Last January, the government ordered the IAF to induct the Tejas, although it had pointed out that the aircraft fell short of the requirements the force had projected. The government further asked the IAF to prune its requirements so that the scientists at the Defence Research and Development Organisation (DRDO) and the manufacturers at the public sector Hindustan Aeronautics find it simpler to make the aircraft and give a boost to the “Made in India” product.

When defence minister Manohar Parrikar handed over the first of the Tejas aircraft to Air Chief Marshal Arup Raha in January 2015, the DRDO promised that the plane would get its final operational certificate (FoC) in December 2015.

That has not happened. The first two aircraft with which the IAF will this week form the first squadron of Tejas got an “initial operational certificate” (IoC) in 2013.

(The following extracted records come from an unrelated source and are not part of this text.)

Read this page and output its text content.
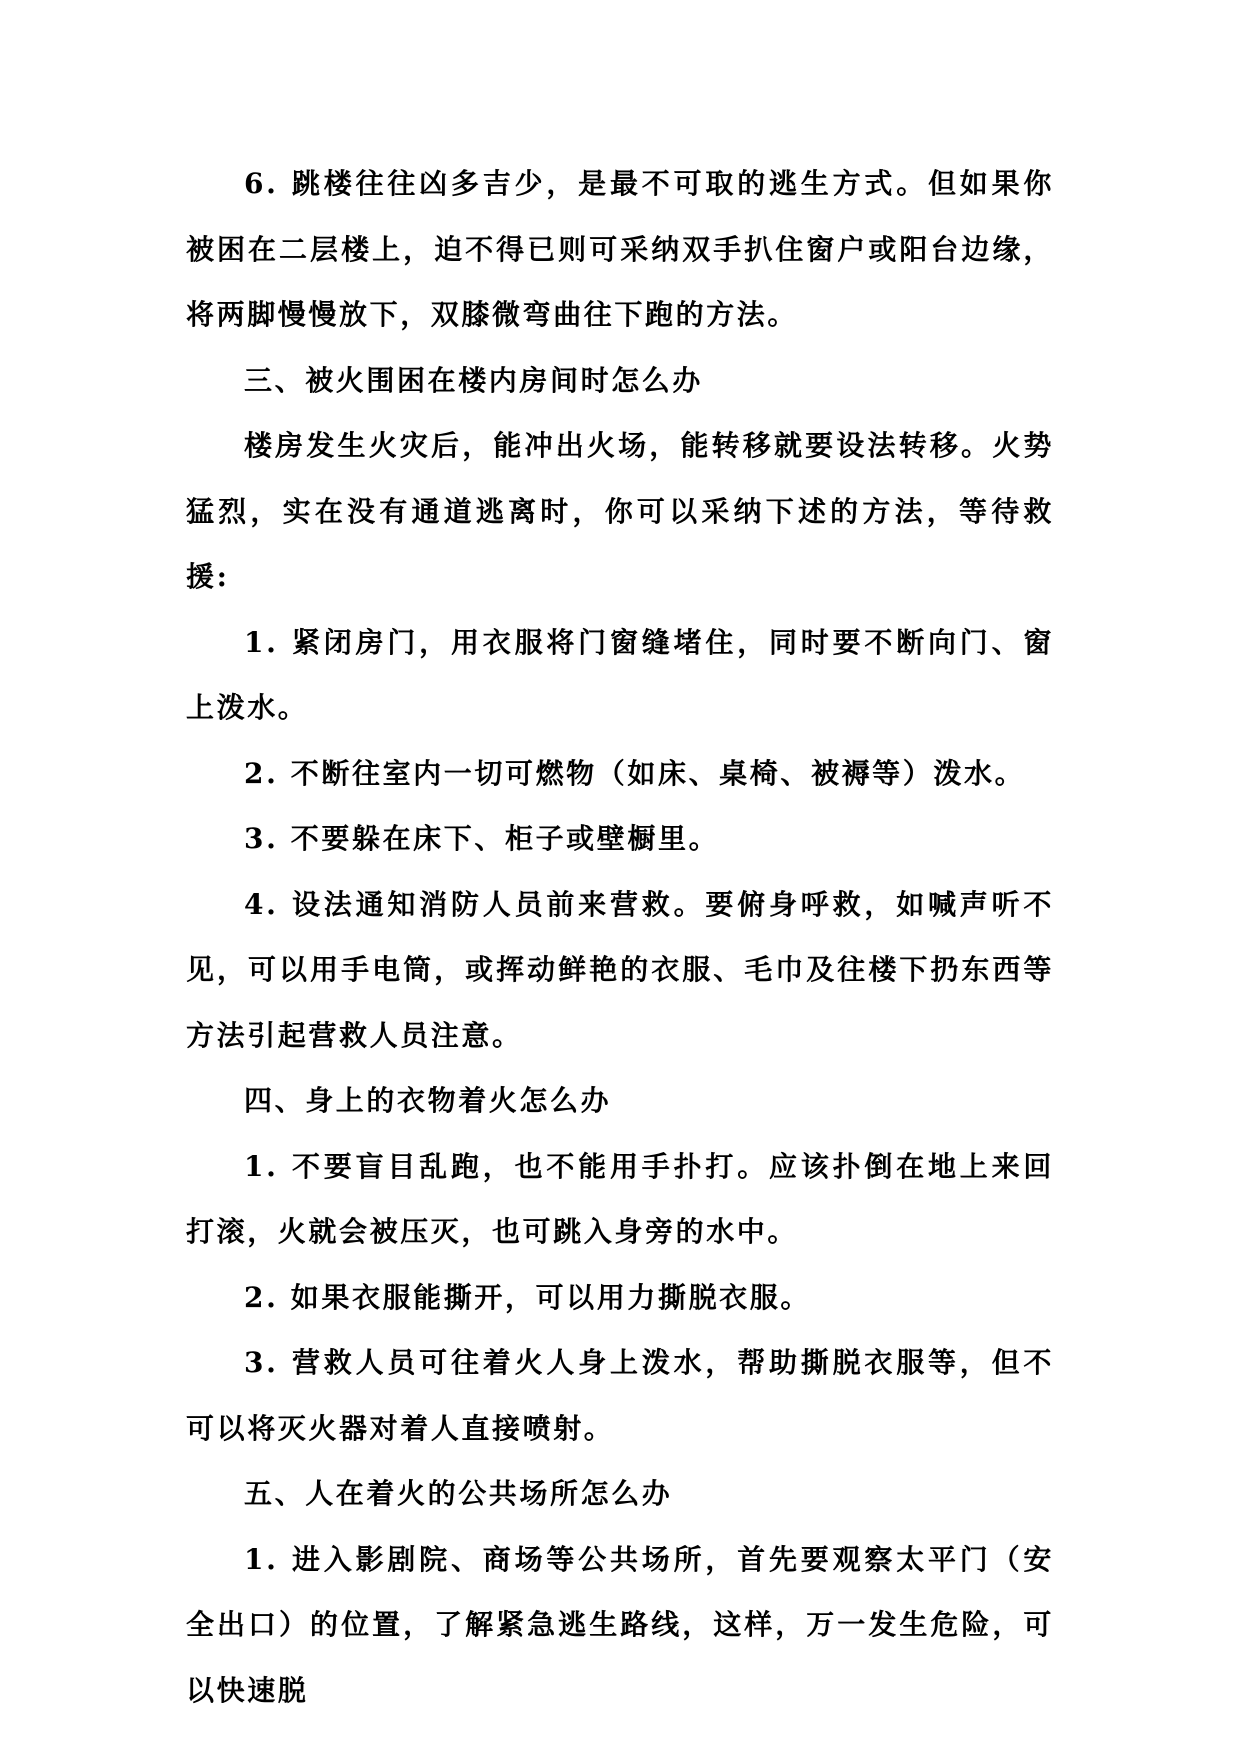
6. 跳楼往往凶多吉少，是最不可取的逃生方式。但如果你被困在二层楼上，迫不得已则可采纳双手扒住窗户或阳台边缘，将两脚慢慢放下，双膝微弯曲往下跑的方法。

三、被火围困在楼内房间时怎么办

楼房发生火灾后，能冲出火场，能转移就要设法转移。火势猛烈，实在没有通道逃离时，你可以采纳下述的方法，等待救援:

1. 紧闭房门，用衣服将门窗缝堵住，同时要不断向门、窗上泼水。

2. 不断往室内一切可燃物（如床、桌椅、被褥等）泼水。

3. 不要躲在床下、柜子或壁橱里。

4. 设法通知消防人员前来营救。要俯身呼救，如喊声听不见，可以用手电筒，或挥动鲜艳的衣服、毛巾及往楼下扔东西等方法引起营救人员注意。

四、身上的衣物着火怎么办

1. 不要盲目乱跑，也不能用手扑打。应该扑倒在地上来回打滚，火就会被压灭，也可跳入身旁的水中。

2. 如果衣服能撕开，可以用力撕脱衣服。

3. 营救人员可往着火人身上泼水，帮助撕脱衣服等，但不可以将灭火器对着人直接喷射。

五、人在着火的公共场所怎么办

1. 进入影剧院、商场等公共场所，首先要观察太平门（安全出口）的位置，了解紧急逃生路线，这样，万一发生危险，可以快速脱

The difference between the IoC configuration of the aircraft and the projected FoC configuration of the Tejas is in the firepower and in the avionics. The IAF wanted the Tejas armed with beyond visual range missiles with a 28 degree angle of attack and with active electronic scanned array (AESA) radar that would enable the pilot to see farther and a greater number of targets faster.

The DRDO has now told the IAF that an aircraft fit for the FoC would be available by December this year. The IAF has its doubts but has been told not to voice them.

The IAF has contracted 20 Tejas aircraft in the IoC configuration, 20 in the FoC configuration. It has been told to prepare to contract 80 in the Mark 1A version of the aircraft. The IAF also expected four trainers – with two cockpits each, one for the instructor and one for the trainee – but only two are in production now.

Fighter pilots of the IAF who have flown the Tejas describe it as a “very good platform, much better than the MiG-21 that it is replacing” but they also add “it will get better as we add teeth to it”. That sounds like the Flying Daggers are being equipped with aircraft that lack razor-sharpness.

The Tejas can drop laser-guided 500kg and 1000-pound bombs for ground attack and it can fire short and medium range air-to-air missiles. But that is technology that is 20 years too old. It flies at a maximum speed of 1350kmph (about 1.4 times the speed of sound).

The DRDO claims that 70 per cent of the components of the Tejas are “indigenous”, but a CAG report in May last year had found only 35 per cent to be so.

Writing in the journal, Indian Defence Review, in 2015, Air Marshal Anil Chopra, who retired as air officer in charge of personnel, said: “In all fairness, the SQRs (staff qualitative requirements) for an aircraft to be delivered in 1995 cannot remain frozen for an aircraft to be delivered in 2015.”